Abstract

In the last chapter, our consideration of camp epidemics ended with an examination of a strange and debilitating illness that, prior to World War II, was hardly known to medical science—Q fever or ‘Balkan grippe’. Historically, Q fever is one of many seemingly ‘new’ diseases that have suddenly and unexpectedly erupted into military conciousness. In Chapter 2, for example, we saw how maladies such as the mysterious English sweating sickness, along with venereal syphilis, typhus fever, and yellow fever, appeared—ostensibly for the first time—in association with wars of the fifteenth, sixteenth, and seventeenth centuries. More recently, trench fever (World War I, 1914–18), scrub typhus (World War II, 1939–45) and Korean haemorrhagic fever (Korean War, 1950–3) provide twentieth-century examples of the emergence phenomenon (Macpherson et al., 1922–3; Philip, 1948; Gajdusek, 1956).

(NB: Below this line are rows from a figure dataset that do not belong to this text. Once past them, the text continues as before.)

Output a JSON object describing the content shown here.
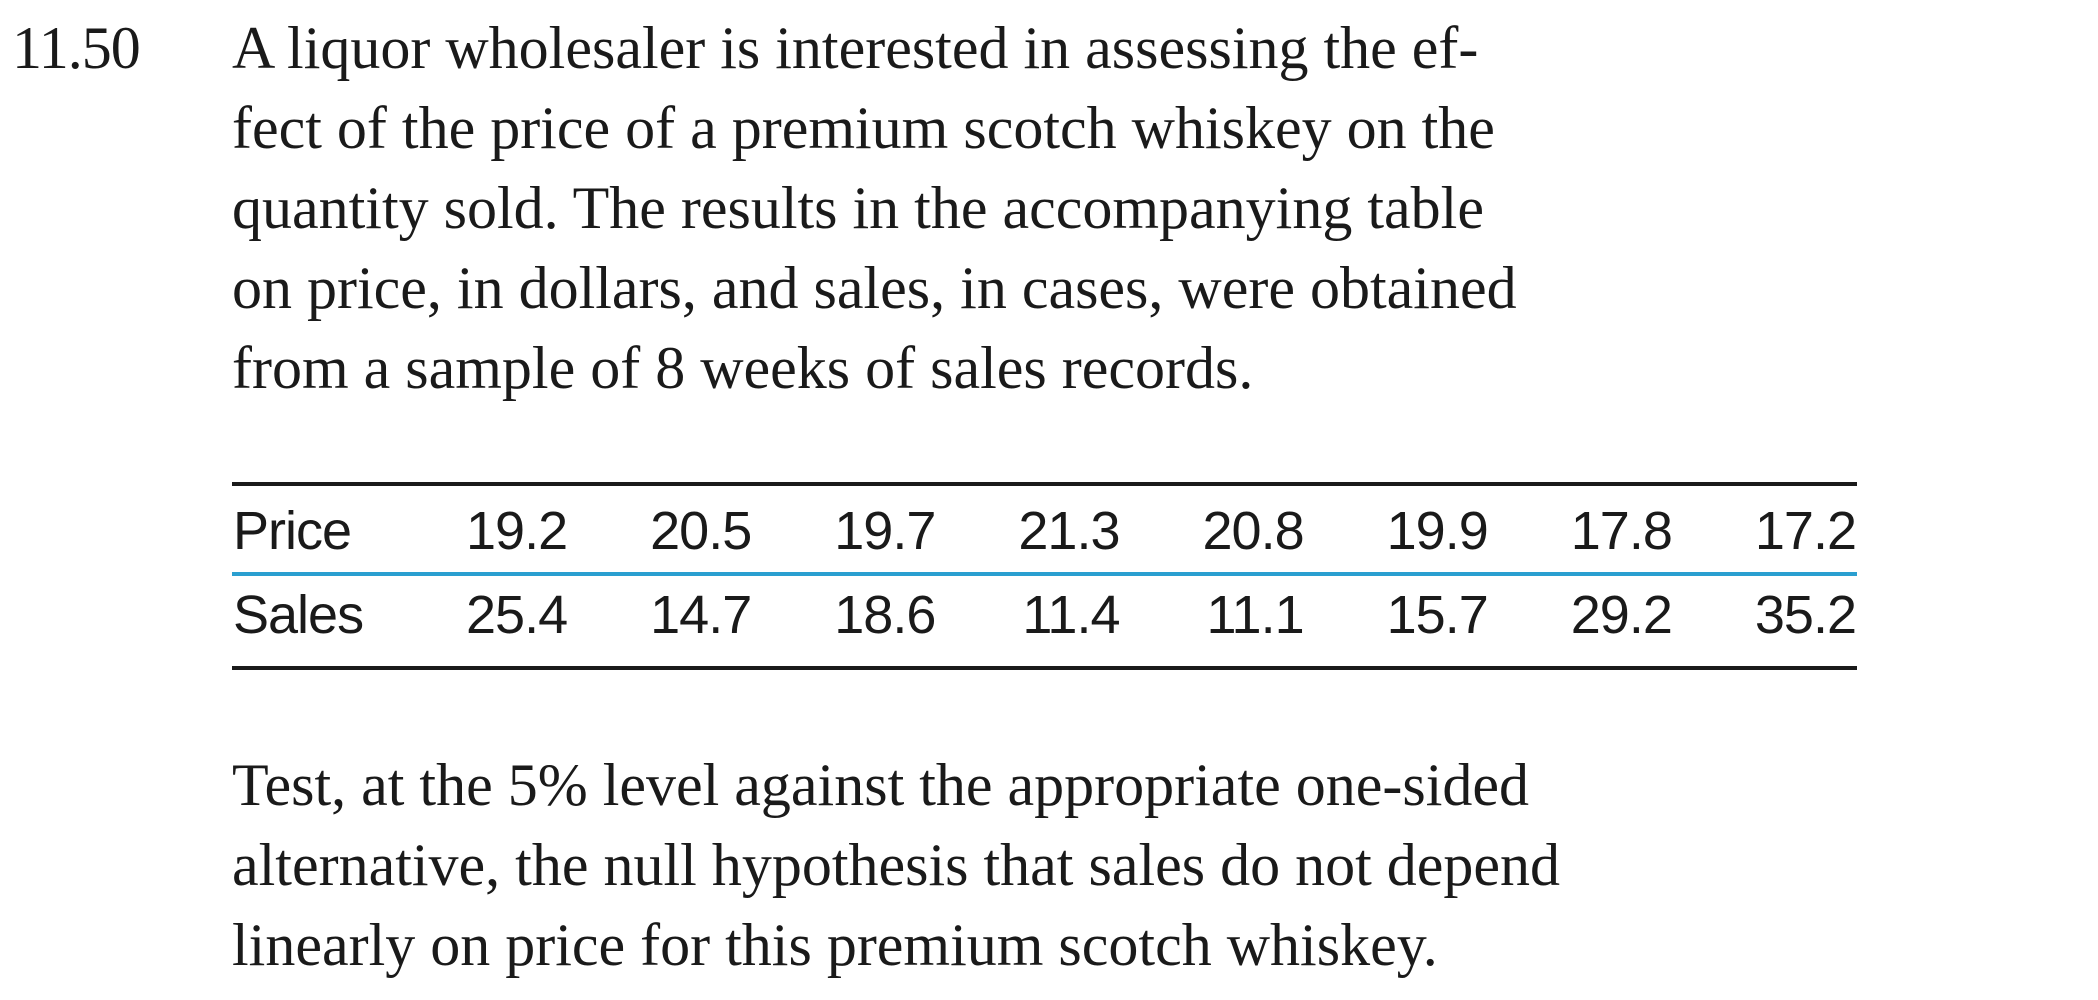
{
  "problem": {
    "number": "11.50",
    "intro_lines": [
      "A liquor wholesaler is interested in assessing the ef-",
      "fect of the price of a premium scotch whiskey on the",
      "quantity sold. The results in the accompanying table",
      "on price, in dollars, and sales, in cases, were obtained",
      "from a sample of 8 weeks of sales records."
    ],
    "table": {
      "rows": [
        {
          "label": "Price",
          "values": [
            "19.2",
            "20.5",
            "19.7",
            "21.3",
            "20.8",
            "19.9",
            "17.8",
            "17.2"
          ]
        },
        {
          "label": "Sales",
          "values": [
            "25.4",
            "14.7",
            "18.6",
            "11.4",
            "11.1",
            "15.7",
            "29.2",
            "35.2"
          ]
        }
      ]
    },
    "followup_lines": [
      "Test, at the 5% level against the appropriate one-sided",
      "alternative, the null hypothesis that sales do not depend",
      "linearly on price for this premium scotch whiskey."
    ]
  },
  "colors": {
    "text": "#1a1a1a",
    "table_rule": "#1a1a1a",
    "row_separator": "#2a9fd0",
    "background": "#ffffff"
  }
}
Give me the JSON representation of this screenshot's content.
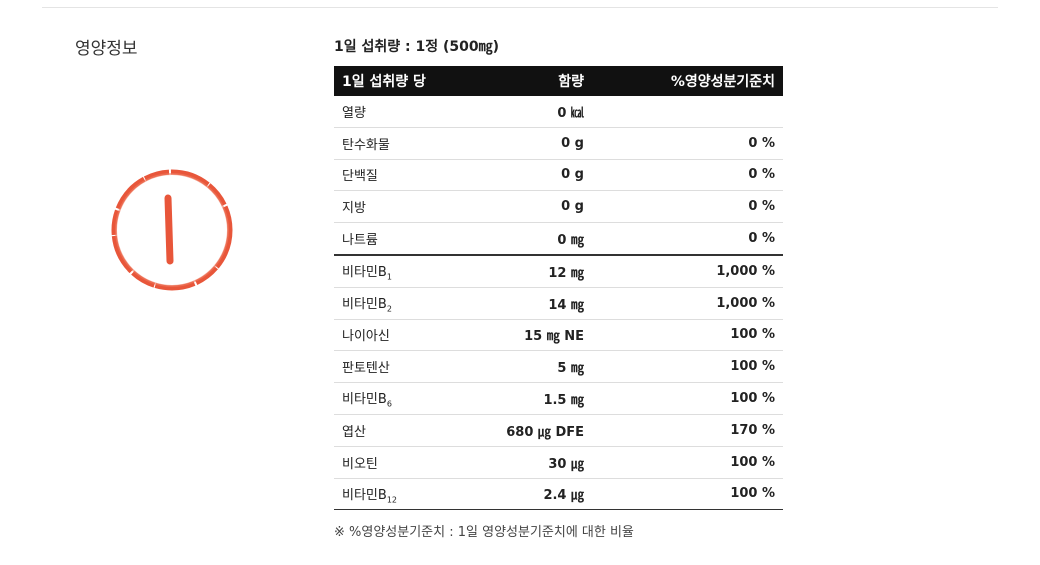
{
  "section_title": "영양정보",
  "serving": "1일 섭취량 : 1정 (500㎎)",
  "table": {
    "header": [
      "1일 섭취량 당",
      "함량",
      "%영양성분기준치"
    ],
    "rows": [
      {
        "name": "열량",
        "amount": "0 ㎉"
      },
      {
        "name": "탄수화물",
        "amount": "0 g",
        "percent": "0 %"
      },
      {
        "name": "단백질",
        "amount": "0 g",
        "percent": "0 %"
      },
      {
        "name": "지방",
        "amount": "0 g",
        "percent": "0 %"
      },
      {
        "name": "나트륨",
        "amount": "0 ㎎",
        "percent": "0 %"
      },
      {
        "name": "비타민B",
        "sub": "1",
        "amount": "12 ㎎",
        "percent": "1,000 %"
      },
      {
        "name": "비타민B",
        "sub": "2",
        "amount": "14 ㎎",
        "percent": "1,000 %"
      },
      {
        "name": "나이아신",
        "amount": "15 ㎎ NE",
        "percent": "100 %"
      },
      {
        "name": "판토텐산",
        "amount": "5 ㎎",
        "percent": "100 %"
      },
      {
        "name": "비타민B",
        "sub": "6",
        "amount": "1.5 ㎎",
        "percent": "100 %"
      },
      {
        "name": "엽산",
        "amount": "680 ㎍ DFE",
        "percent": "170 %"
      },
      {
        "name": "비오틴",
        "amount": "30 ㎍",
        "percent": "100 %"
      },
      {
        "name": "비타민B",
        "sub": "12",
        "amount": "2.4 ㎍",
        "percent": "100 %"
      }
    ]
  },
  "footnote": "※ %영양성분기준치 : 1일 영양성분기준치에 대한 비율"
}
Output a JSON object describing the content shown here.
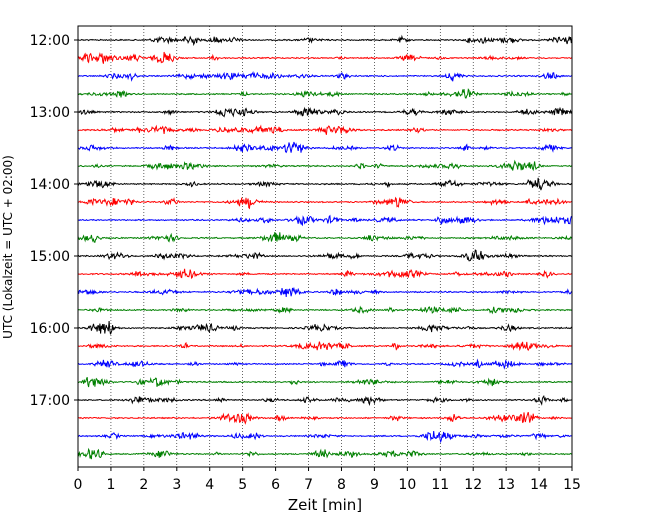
{
  "chart_data": {
    "type": "line",
    "title": "",
    "xlabel": "Zeit  [min]",
    "ylabel": "UTC (Lokalzeit = UTC + 02:00)",
    "xlim": [
      0,
      15
    ],
    "x_ticks": [
      "0",
      "1",
      "2",
      "3",
      "4",
      "5",
      "6",
      "7",
      "8",
      "9",
      "10",
      "11",
      "12",
      "13",
      "14",
      "15"
    ],
    "y_ticks": [
      "12:00",
      "13:00",
      "14:00",
      "15:00",
      "16:00",
      "17:00"
    ],
    "grid": "vertical-dotted",
    "trace_minutes": 15,
    "traces_start": "12:00",
    "trace_count": 24,
    "colors": [
      "#000000",
      "#ff0000",
      "#0000ff",
      "#008000"
    ]
  }
}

At the same time, wars have also served to fuel the epidemic re-emergence of many classical diseases, of which human plague (Vietnam War, 1964–73), visceral leishmaniasis (Sudanese Civil War, 1956–), and diphtheria (Tajikistan Civil War, 1992–) are recent instances (Velimirovic, 1972; Seaman et al., 1996; Keshavjee and Becerra, 2000). In the present chapter, we develop the theme of war and disease emergence and re-emergence, taking selected conflicts and diseases in the Asian and Far Eastern theatres to provide examples. We begin in Sect. 9.2 by locating war within the broader conceptual framework of emerging and re-emerging diseases. Subsequent sections examine the wartime emergence of three zoonoses which, on their novel appearance in deployed western troops, prompted a series of landmark epidemiological investigations into the diseases concerned: scrub typhus among Allied forces in Burma–India during World War II (Sect. 9.3) and Japanese encephalitis and Korean haemorrhagic fever in the UN Command during the Korean War (Sect. 9.4). We then turn to the wartime re-emergence of classical diseases, illustrating the theme with reference to US troops (malaria) and Vietnamese civilians (human plague) during the Vietnam War (Sect. 9.5). The chapter is concluded in Section 9.6.